Our novel assay with DPO primers reliably produced 208-bp products from the M. tuberculosis complex samples, and no false positives were seen with the four nonmycobacterial species (data not shown). The specificity of the novel multiplex assay was also determined using NTM isolates that are frequently found in human specimens. Among the isolates from 13 reference strains of NTM, no isolate produced a 208-bp PCR product from RD1 (Fig. 2). To evaluate the discriminatory power of the novel multiplex PCR, the following samples were tested and the results compared: clinical isolates from patients diagnosed with BCG-oma or BCG osteitis (12); extracts from the M. bovis BCG vaccines BCG Pasteur 1173p2 and BCG Tokyo 172; M. tuberculosis isolates; and NTM isolates (M. intracellulare, M. avium, and M. abscessus).

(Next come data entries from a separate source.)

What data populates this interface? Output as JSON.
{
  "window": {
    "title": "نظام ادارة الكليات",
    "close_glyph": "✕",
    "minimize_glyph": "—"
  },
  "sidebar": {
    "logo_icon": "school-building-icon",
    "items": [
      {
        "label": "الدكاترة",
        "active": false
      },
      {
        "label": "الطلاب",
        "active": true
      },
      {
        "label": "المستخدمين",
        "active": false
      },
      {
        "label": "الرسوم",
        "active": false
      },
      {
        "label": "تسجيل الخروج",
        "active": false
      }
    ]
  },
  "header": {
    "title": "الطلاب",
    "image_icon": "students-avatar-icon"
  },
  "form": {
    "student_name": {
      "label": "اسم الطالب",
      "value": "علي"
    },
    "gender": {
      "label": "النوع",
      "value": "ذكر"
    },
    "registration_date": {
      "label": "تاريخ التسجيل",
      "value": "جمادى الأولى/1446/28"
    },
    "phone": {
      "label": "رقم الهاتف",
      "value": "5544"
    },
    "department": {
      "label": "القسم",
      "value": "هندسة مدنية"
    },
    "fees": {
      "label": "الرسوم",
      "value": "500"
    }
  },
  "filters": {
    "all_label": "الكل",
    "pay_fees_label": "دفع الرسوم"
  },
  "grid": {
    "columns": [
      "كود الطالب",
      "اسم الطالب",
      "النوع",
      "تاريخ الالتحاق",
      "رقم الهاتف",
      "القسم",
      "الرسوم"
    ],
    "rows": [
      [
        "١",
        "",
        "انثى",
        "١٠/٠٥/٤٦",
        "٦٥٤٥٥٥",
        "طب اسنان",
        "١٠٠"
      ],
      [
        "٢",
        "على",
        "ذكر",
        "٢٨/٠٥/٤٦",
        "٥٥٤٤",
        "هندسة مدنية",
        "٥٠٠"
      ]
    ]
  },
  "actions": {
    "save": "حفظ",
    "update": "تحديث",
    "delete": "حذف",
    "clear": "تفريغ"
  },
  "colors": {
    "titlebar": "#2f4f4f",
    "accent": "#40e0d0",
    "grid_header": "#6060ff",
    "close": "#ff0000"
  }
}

In contrast to the 208-bp amplicons produced from the M. tuberculosis complex isolates, a single 364-bp amplicon was observed in all specimens of M. bovis BCG. In samples containing DNA from NTM, neither the 364-bp nor the 208-bp product was observed after amplification (Fig. 3).

FIG. 2.

FIG. 2.

The specificity of the novel assay using species of nontuberculous mycobacteria (NTM). Each lane contains a PCR product amplified from DNA of one of the following mycobacterial species: M. tuberculosis (lanes 1, 9, 10, and 18), M. avium (lane 2), M. abscessus (lanes 3 and 4), M. intracellulare (lane 5), M. fortuitum (lane 6), M. kansasii (lane 7), M. mucogenicum (lane 8), M. peregrinum (lane 11), M. scrofulaceum (lane 12), M. septicum (lane 13), M. marinum (lane 14), M. szulgai (lane 15), M. margeritense (lane 16), and M. nonchromogenicum (lane 17). Lane NC represents a negative control, and lane M contains molecular size markers (100-bp ladder). The expected sizes of the PCR products are marked on the left, and the 720-bp internal control (IC) amplicon was detected in each test sample.

FIG. 3.

FIG. 3.

Detection and discrimination of M. tuberculosis complex species and M. bovis bacillus Calmette-Guérin (BCG) by the use of a novel assay. Each lane contains a PCR product amplified from DNA of the following mycobacteria: BCG Pasteur, isolated from a patient (lane 1); BCG Tokyo, isolated from a patient (lane 2); BCG Pasteur 1173p2, vaccine (lane 3); BCG Tokyo 172, vaccine (lane 4); and isolates of M. tuberculosis (lanes 5 and 6), M. intracellulare (lane 7), M. avium (lane 8), and M. abscessus (lane 9). Lane NC represents a negative control, and lane M contains molecular size markers (100-bp ladder). The expected sizes of the PCR products are marked on the left, and the 720-bp internal control (IC) amplicon was detected in each test sample.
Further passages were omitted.